I was fresh and muddled back then. I didn’t really know if Alice and Jack belonged to my parents or to me. Sometimes I wondered, and my shoulders ached. My eyes learned to assume a serious knowing expression, I would nod my head thoughtfully, and avoid having to move through precise language when asked what I thought about a concept I didn’t know or a name I’d never heard.

At twenty, knowing people like Alice and Jack, I had to begin halfway through a conversation among peers. They were eight or ten years older. It made a difference then. Today when she visits, Alice and I talk about these things. And I do not let the empty places bloat or gag in silence. Now I ask. I tell.
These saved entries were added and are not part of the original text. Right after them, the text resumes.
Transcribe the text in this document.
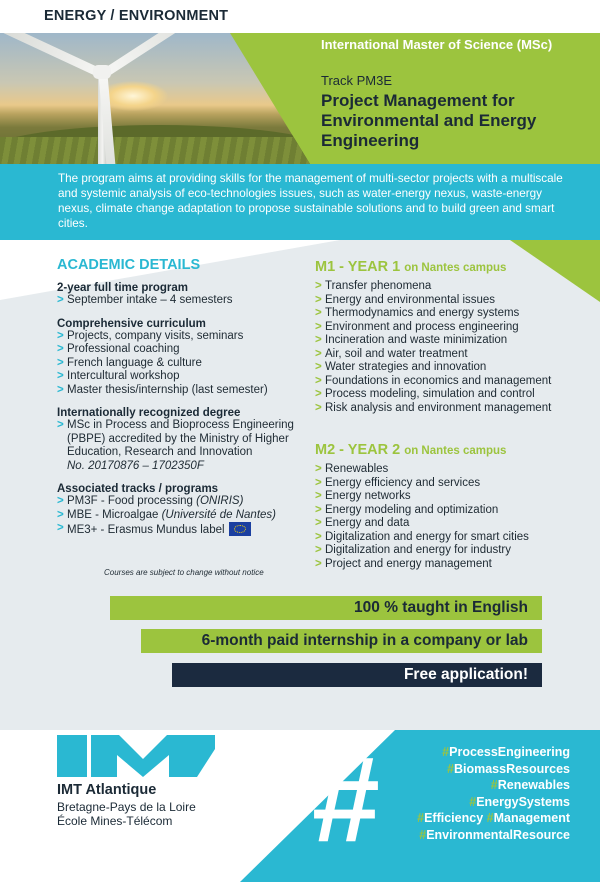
ENERGY / ENVIRONMENT
International Master of Science (MSc)
Track PM3E
Project Management for Environmental and Energy Engineering
The program aims at providing skills for the management of multi-sector projects with a multiscale and systemic analysis of eco-technologies issues, such as water-energy nexus, waste-energy nexus, climate change adaptation to propose sustainable solutions and to build green and smart cities.
ACADEMIC DETAILS
2-year full time program
> September intake – 4 semesters
Comprehensive curriculum
> Projects, company visits, seminars
> Professional coaching
> French language & culture
> Intercultural workshop
> Master thesis/internship (last semester)
Internationally recognized degree
> MSc in Process and Bioprocess Engineering (PBPE) accredited by the Ministry of Higher Education, Research and Innovation
No. 20170876 – 1702350F
Associated tracks / programs
> PM3F - Food processing (ONIRIS)
> MBE - Microalgae (Université de Nantes)
> ME3+ - Erasmus Mundus label
Courses are subject to change without notice
M1 - YEAR 1 on Nantes campus
> Transfer phenomena
> Energy and environmental issues
> Thermodynamics and energy systems
> Environment and process engineering
> Incineration and waste minimization
> Air, soil and water treatment
> Water strategies and innovation
> Foundations in economics and management
> Process modeling, simulation and control
> Risk analysis and environment management
M2 - YEAR 2 on Nantes campus
> Renewables
> Energy efficiency and services
> Energy networks
> Energy modeling and optimization
> Energy and data
> Digitalization and energy for smart cities
> Digitalization and energy for industry
> Project and energy management
100 % taught in English
6-month paid internship in a company or lab
Free application!
IMT Atlantique
Bretagne-Pays de la Loire
École Mines-Télécom #	#ProcessEngineering
#BiomassResources
#Renewables
#EnergySystems
#Efficiency #Management
#EnvironmentalResource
The third story would have to be a question containing within itself another question which in turn holds another and another, each new wondering smaller than the one in which it lives, like the Dutch Cleanser figure with the can of Dutch Cleanser upon which an ever diminishing little girl figure in folkloric cap and wooden shoes offers yet another can of cleanser and another and another. Like Sandra Cisneros’ eleven-year-old birthday experience, holding within it the ages of ten, nine, seven, six, five, four, three, two, and one.

If I ask why Jack’s Mexican voice did not rise above a whisper, I also need to know what Alice’s eyes were fixed on when she died. If I walk the journey backwards from the fire that ended Carlos’ angry life, I must wade through the unforgiving temperature of a winter dawn, bits of colored yarn, a sister’s right to her own map, the place of art in a woman’s hands.

Alice, I am afraid. Will my own unknotted threads trap my eyes, my mouth, tangle a detour before the finish-line appears? These three stories no longer own beginnings, mid-points, ends. They are about process, how things happen because some other unnamed something happened first, wherever we come or go without insisting upon our space, the right to own our hands.